怒りが頂点に達すると各種ステータスが上昇する。

Lv1 ステータス10%アップ

====================


 うむ、なるほど。少なくとも萌は怒らせないようにせねば。


「これっていいスキル?」

「ああ、悪くない。だが怒りで判断を狂わせることがないように気を付けるのだ」

「分かった!」


 そしてようやく1層に降り立つ姉妹。もちろん萌が来るのは初めてである。


「萌のステータスとうーちゃん様の装備があれば1層のモンスターに後れを取ることはないと思うが、最初の1体は我が倒す。よく見ておくように」

「はいっ!」


 萌が右手を挙げて元気よく返事する。トゲトゲの付いた籠手と脛当てという物々しい恰好だが可愛い。我が妹はどんな格好でも世界一可愛い。


 少し進むといつものアイツ――アボカドモドキが登場。千尋はすぐに距離を詰めた。種とたまにアボカドを投げつけてくるがひょいひょいと軽く避ける。いつもならそのまま刀で斬りつけるが、手前で一度立ち止まり、あえて肉弾戦を挑む。


「喜ぶがいい。我が素手で相手してやろう」


 至近距離から投げつけてくる種とアボカドを、ボクシングのウィービング、ダッキング、それにスリッピングアウェイで悉く躱す。レベルが上がり各種ステータス値が向上したことで可能となった動きだった。あまり萌の参考にはならない。

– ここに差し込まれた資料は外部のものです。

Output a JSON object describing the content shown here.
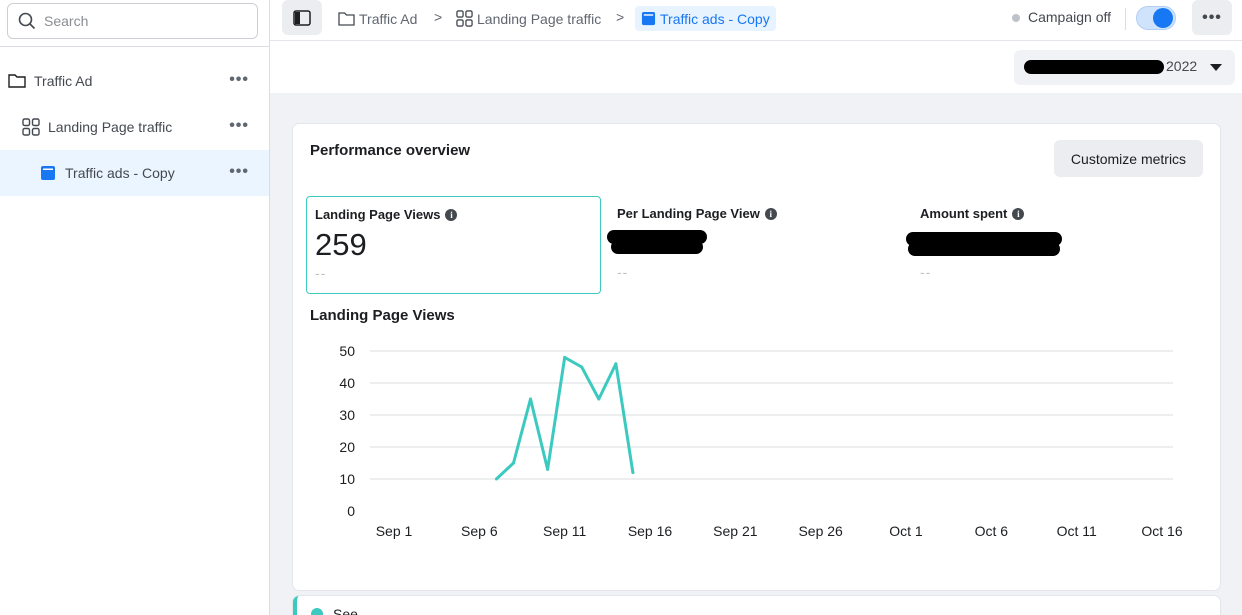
{
  "sidebar": {
    "search_placeholder": "Search",
    "items": [
      {
        "label": "Traffic Ad",
        "icon": "folder-icon"
      },
      {
        "label": "Landing Page traffic",
        "icon": "ad-set-grid-icon"
      },
      {
        "label": "Traffic ads - Copy",
        "icon": "ad-square-icon"
      }
    ],
    "more_label": "•••"
  },
  "breadcrumb": [
    {
      "label": "Traffic Ad",
      "icon": "folder-icon"
    },
    {
      "label": "Landing Page traffic",
      "icon": "ad-set-grid-icon"
    },
    {
      "label": "Traffic ads - Copy",
      "icon": "ad-square-icon"
    }
  ],
  "topbar": {
    "separator": ">",
    "campaign_status": "Campaign off",
    "toggle_on": true,
    "more_label": "•••"
  },
  "date_range": {
    "year": "2022"
  },
  "performance": {
    "title": "Performance overview",
    "customize_label": "Customize metrics",
    "metrics": [
      {
        "label": "Landing Page Views",
        "value": "259",
        "sub": "--"
      },
      {
        "label": "Per Landing Page View",
        "value": "",
        "sub": "--"
      },
      {
        "label": "Amount spent",
        "value": "",
        "sub": "--"
      }
    ],
    "info_glyph": "i"
  },
  "chart_data": {
    "type": "line",
    "title": "Landing Page Views",
    "xlabel": "",
    "ylabel": "",
    "ylim": [
      0,
      50
    ],
    "yticks": [
      0,
      10,
      20,
      30,
      40,
      50
    ],
    "xticks": [
      "Sep 1",
      "Sep 6",
      "Sep 11",
      "Sep 16",
      "Sep 21",
      "Sep 26",
      "Oct 1",
      "Oct 6",
      "Oct 11",
      "Oct 16"
    ],
    "series": [
      {
        "color": "#3ccac0",
        "x": [
          "Sep 7",
          "Sep 8",
          "Sep 9",
          "Sep 10",
          "Sep 11",
          "Sep 12",
          "Sep 13",
          "Sep 14",
          "Sep 15"
        ],
        "values": [
          10,
          15,
          35,
          13,
          48,
          45,
          35,
          46,
          12
        ]
      }
    ],
    "grid": true
  },
  "next_card": {
    "text": "See"
  }
}
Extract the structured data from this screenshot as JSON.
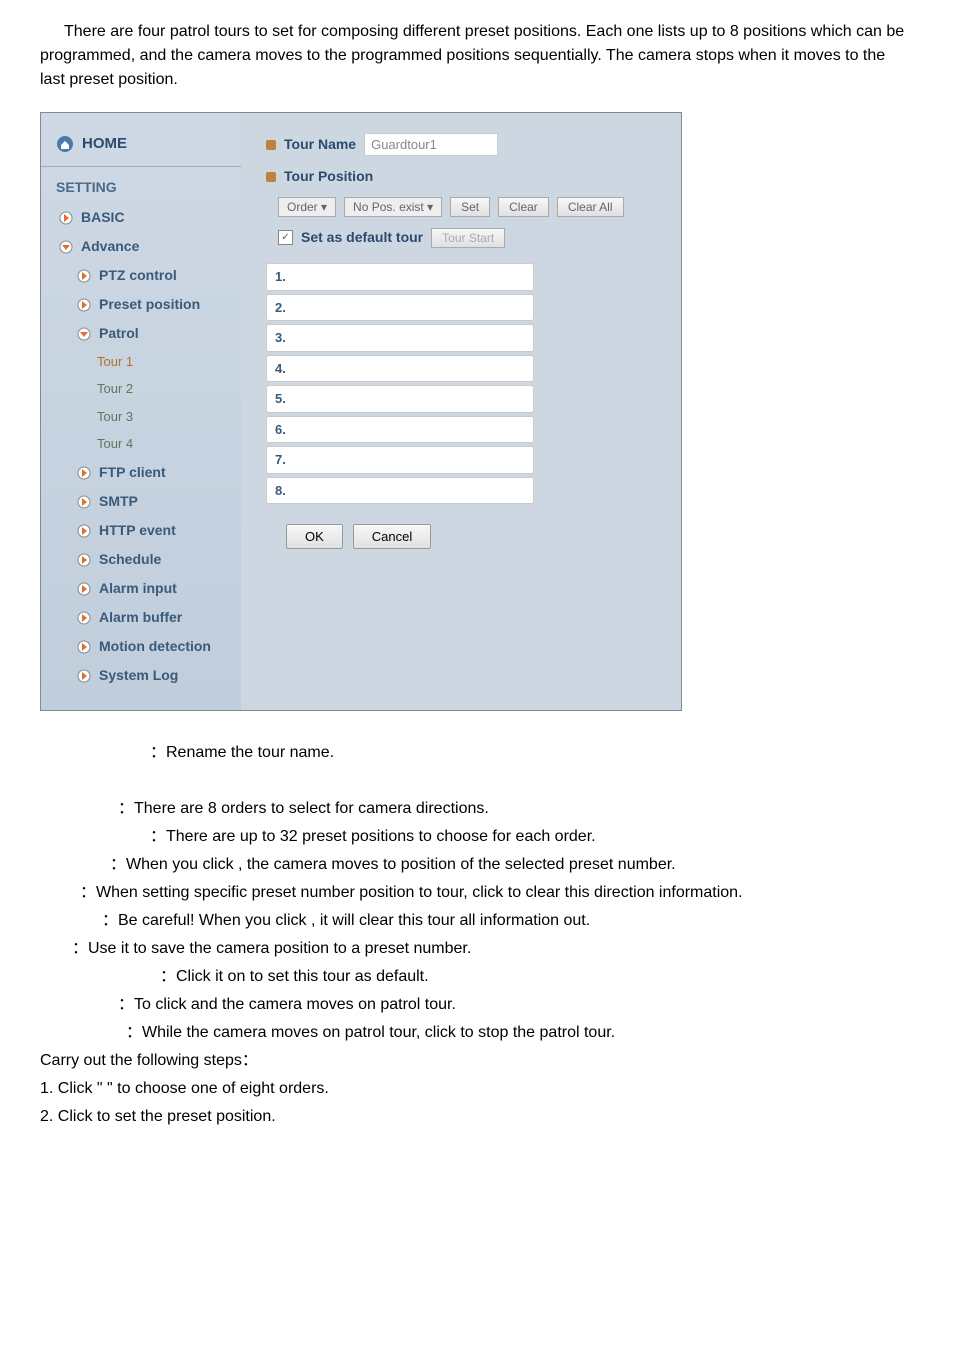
{
  "intro": "There are four patrol tours to set for composing different preset positions. Each one lists up to 8 positions which can be programmed, and the camera moves to the programmed positions sequentially. The camera stops when it moves to the last preset position.",
  "home_label": "HOME",
  "sidebar": {
    "section": "SETTING",
    "basic": "BASIC",
    "advance": "Advance",
    "ptz": "PTZ control",
    "preset": "Preset position",
    "patrol": "Patrol",
    "tours": [
      "Tour 1",
      "Tour 2",
      "Tour 3",
      "Tour 4"
    ],
    "ftp": "FTP client",
    "smtp": "SMTP",
    "http": "HTTP event",
    "schedule": "Schedule",
    "alarm_input": "Alarm input",
    "alarm_buffer": "Alarm buffer",
    "motion": "Motion detection",
    "syslog": "System Log"
  },
  "main": {
    "tour_name_label": "Tour Name",
    "tour_name_value": "Guardtour1",
    "tour_position_label": "Tour Position",
    "order_btn": "Order",
    "nopos_btn": "No Pos. exist",
    "set_btn": "Set",
    "clear_btn": "Clear",
    "clearall_btn": "Clear All",
    "default_tour_label": "Set as default tour",
    "tour_start_btn": "Tour Start",
    "positions": [
      "1.",
      "2.",
      "3.",
      "4.",
      "5.",
      "6.",
      "7.",
      "8."
    ],
    "ok_btn": "OK",
    "cancel_btn": "Cancel"
  },
  "descriptions": {
    "rename": "：Rename the tour name.",
    "order": "：There are 8 orders to select for camera directions.",
    "preset_pos": "：There are up to 32 preset positions to choose for each order.",
    "when_click": "：When you click         , the camera moves to position of the selected preset number.",
    "when_setting": "：When setting specific preset number position to tour, click          to clear this direction information.",
    "be_careful": "：Be careful! When you click            , it will clear this tour all information out.",
    "save": "：Use it to save the camera position to a preset number.",
    "default": "：Click it on to set this tour as default.",
    "to_click": "：To click                 and the camera moves on patrol tour.",
    "while": "：While the camera moves on patrol tour, click              to stop the patrol tour.",
    "carry": "Carry out the following steps：",
    "step1": "1.  Click \"        \" to choose one of eight orders.",
    "step2": "2.  Click                 to set the preset position."
  }
}
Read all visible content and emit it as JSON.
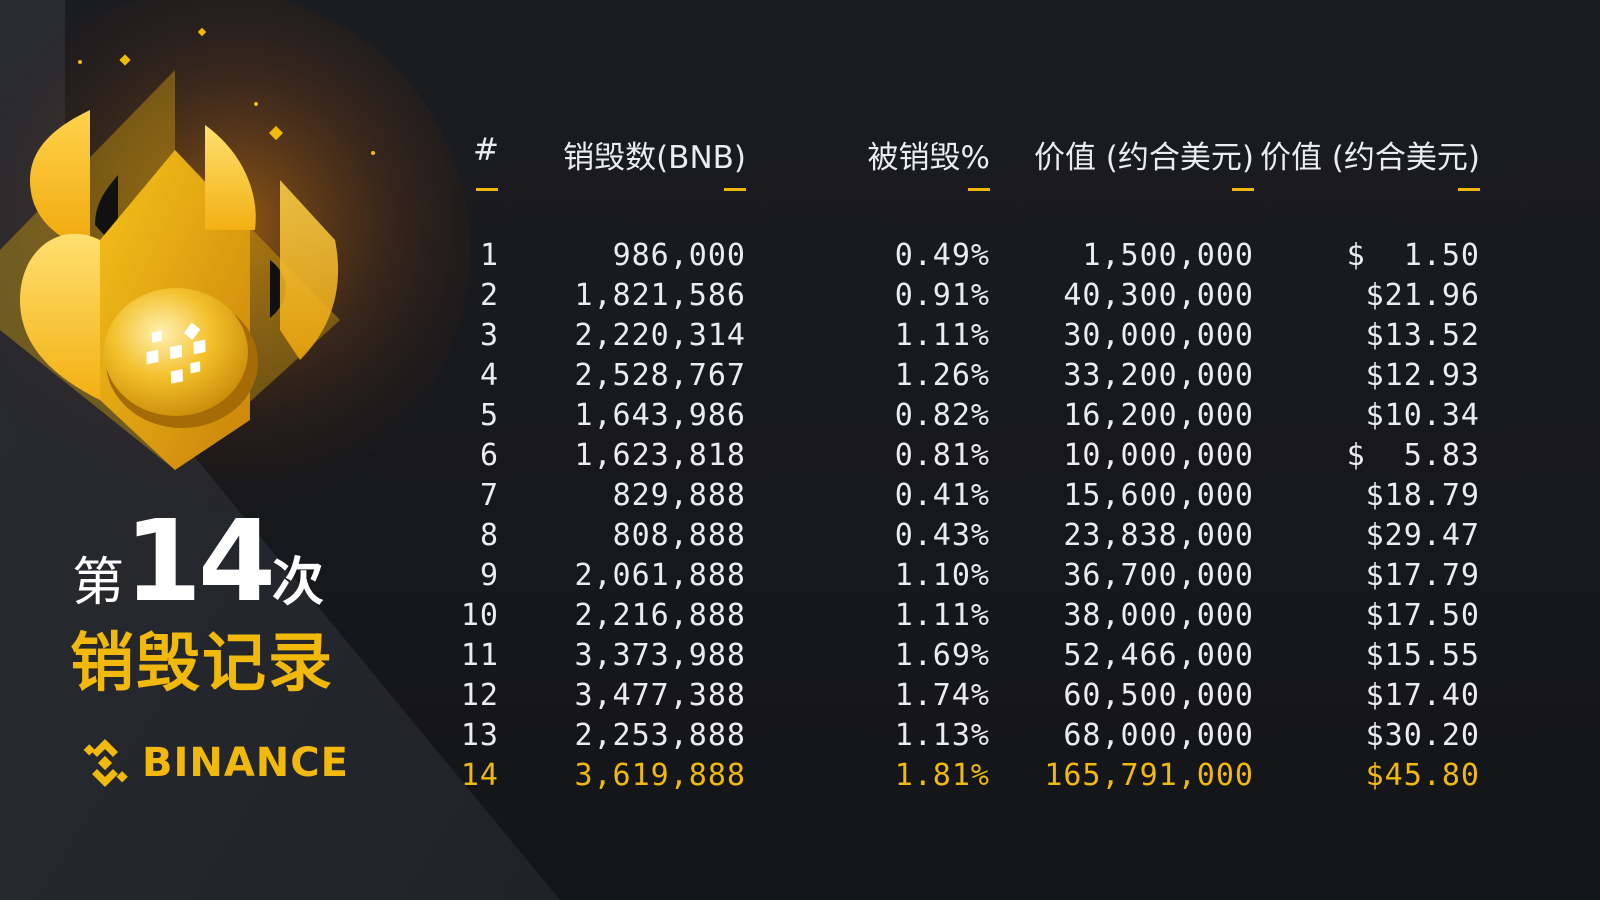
{
  "title": {
    "prefix": "第",
    "number": "14",
    "suffix": "次",
    "subtitle": "销毁记录"
  },
  "brand": {
    "name": "BINANCE",
    "icon": "binance-logo-icon"
  },
  "illustration": {
    "icon": "flame-coin-icon"
  },
  "colors": {
    "accent": "#f0b90b",
    "text": "#eaecef",
    "background": "#16171b"
  },
  "table": {
    "headers": [
      "#",
      "销毁数(BNB)",
      "被销毁%",
      "价值 (约合美元)",
      "价值 (约合美元)"
    ],
    "rows": [
      [
        "1",
        "986,000",
        "0.49%",
        "1,500,000",
        "$  1.50"
      ],
      [
        "2",
        "1,821,586",
        "0.91%",
        "40,300,000",
        "$21.96"
      ],
      [
        "3",
        "2,220,314",
        "1.11%",
        "30,000,000",
        "$13.52"
      ],
      [
        "4",
        "2,528,767",
        "1.26%",
        "33,200,000",
        "$12.93"
      ],
      [
        "5",
        "1,643,986",
        "0.82%",
        "16,200,000",
        "$10.34"
      ],
      [
        "6",
        "1,623,818",
        "0.81%",
        "10,000,000",
        "$  5.83"
      ],
      [
        "7",
        "829,888",
        "0.41%",
        "15,600,000",
        "$18.79"
      ],
      [
        "8",
        "808,888",
        "0.43%",
        "23,838,000",
        "$29.47"
      ],
      [
        "9",
        "2,061,888",
        "1.10%",
        "36,700,000",
        "$17.79"
      ],
      [
        "10",
        "2,216,888",
        "1.11%",
        "38,000,000",
        "$17.50"
      ],
      [
        "11",
        "3,373,988",
        "1.69%",
        "52,466,000",
        "$15.55"
      ],
      [
        "12",
        "3,477,388",
        "1.74%",
        "60,500,000",
        "$17.40"
      ],
      [
        "13",
        "2,253,888",
        "1.13%",
        "68,000,000",
        "$30.20"
      ],
      [
        "14",
        "3,619,888",
        "1.81%",
        "165,791,000",
        "$45.80"
      ]
    ],
    "highlight_row": 14
  }
}
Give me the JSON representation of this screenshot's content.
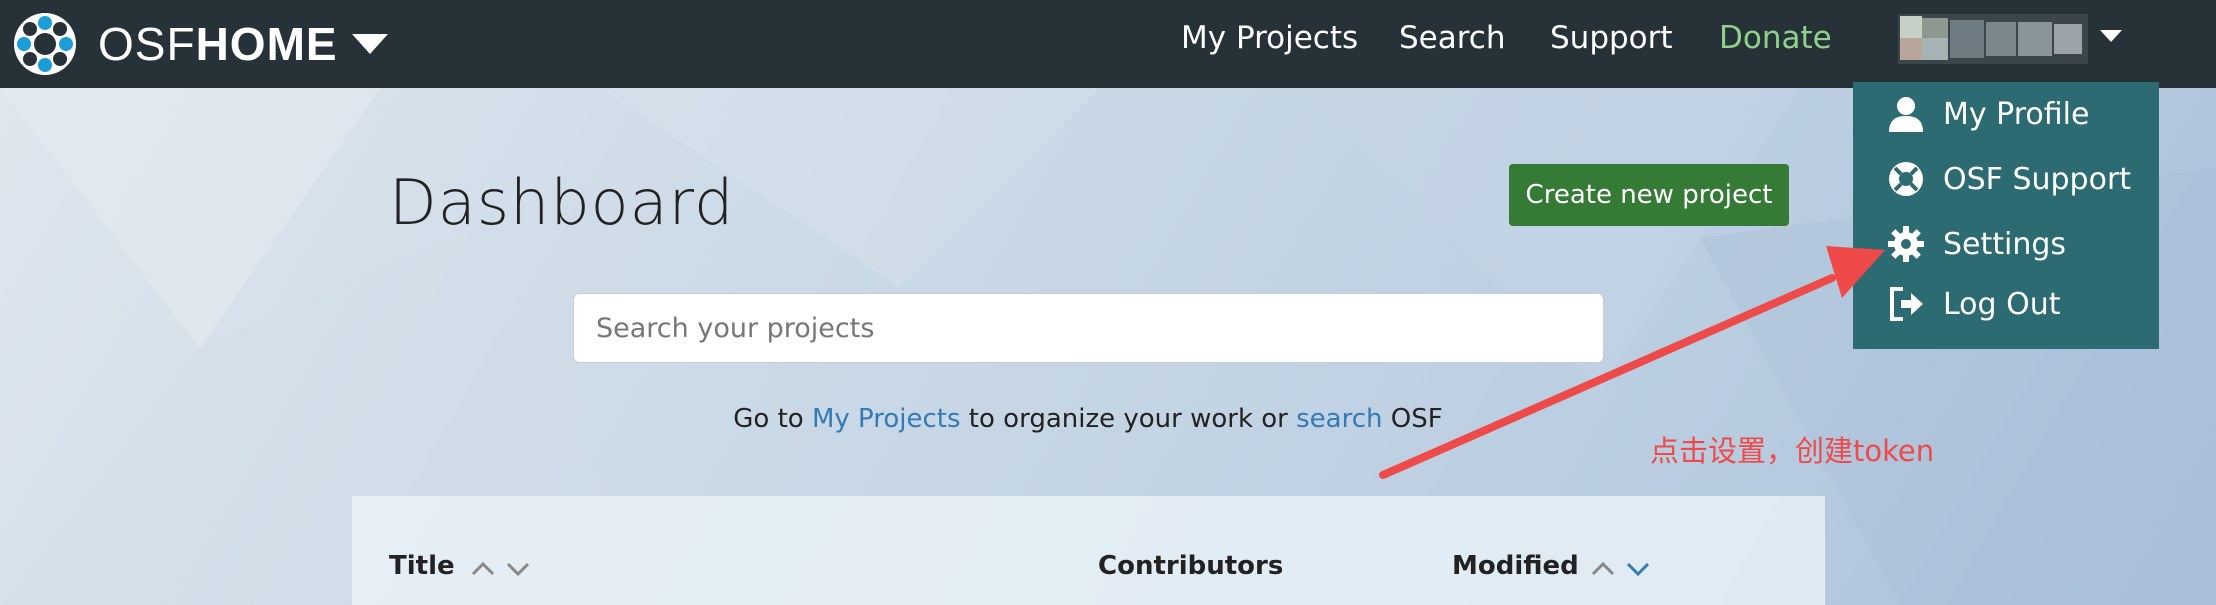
{
  "navbar": {
    "brand_osf": "OSF",
    "brand_home": "HOME",
    "links": [
      "My Projects",
      "Search",
      "Support",
      "Donate"
    ],
    "colors": {
      "background": "#263238",
      "donate": "#8fd18a"
    }
  },
  "user_menu": {
    "items": [
      {
        "label": "My Profile",
        "icon": "user-icon"
      },
      {
        "label": "OSF Support",
        "icon": "lifebuoy-icon"
      },
      {
        "label": "Settings",
        "icon": "gear-icon"
      },
      {
        "label": "Log Out",
        "icon": "logout-icon"
      }
    ],
    "colors": {
      "background": "#2d6b73"
    }
  },
  "dashboard": {
    "title": "Dashboard",
    "create_button": "Create new project",
    "search_placeholder": "Search your projects",
    "goto_prefix": "Go to ",
    "goto_link1": "My Projects",
    "goto_middle": " to organize your work or ",
    "goto_link2": "search",
    "goto_suffix": " OSF",
    "columns": [
      "Title",
      "Contributors",
      "Modified"
    ],
    "colors": {
      "create_button": "#357b36",
      "link": "#337ab7"
    }
  },
  "annotation": {
    "text": "点击设置，创建token",
    "color": "#ef4a4a"
  }
}
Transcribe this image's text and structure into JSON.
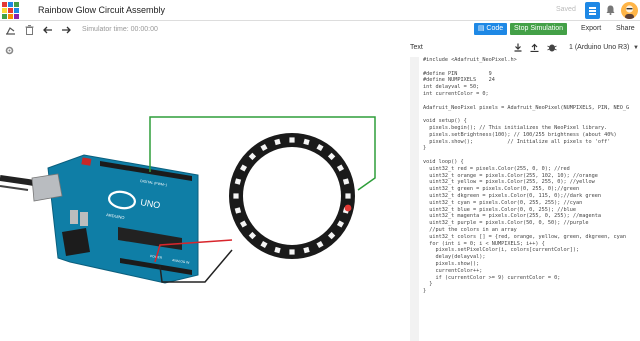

 頃合いを見てパンチ。それだけでアボカドモドキは靄になった。


「すごいよお姉ちゃん! なんかよく分かんなかったけどすごい!」


 萌が手放しで褒めてくれるので千尋も鼻が高い。


「萌も、いや萌ならレベルを上げればもっと鋭く動けるだろう」

「そうなの?」

「うむ。今の相手はレベル差で圧倒しただけだ。モンスターより圧倒的にレベルを上げること。これがダンジョン攻略を最も安全に、かつ効率的に進める方法だと我は考えている」

「なるほど。つまり、この夏休みの間に目いっぱいレベルを上げようってことだね?」

「さすが我が妹。分かりが早くて助かる」

「よーし、私、がんばっちゃうよっ!」

「油断大敵だぞ?」

「はいっ!」


 こうして千尋と萌の姉妹によるレベル上げが始まった。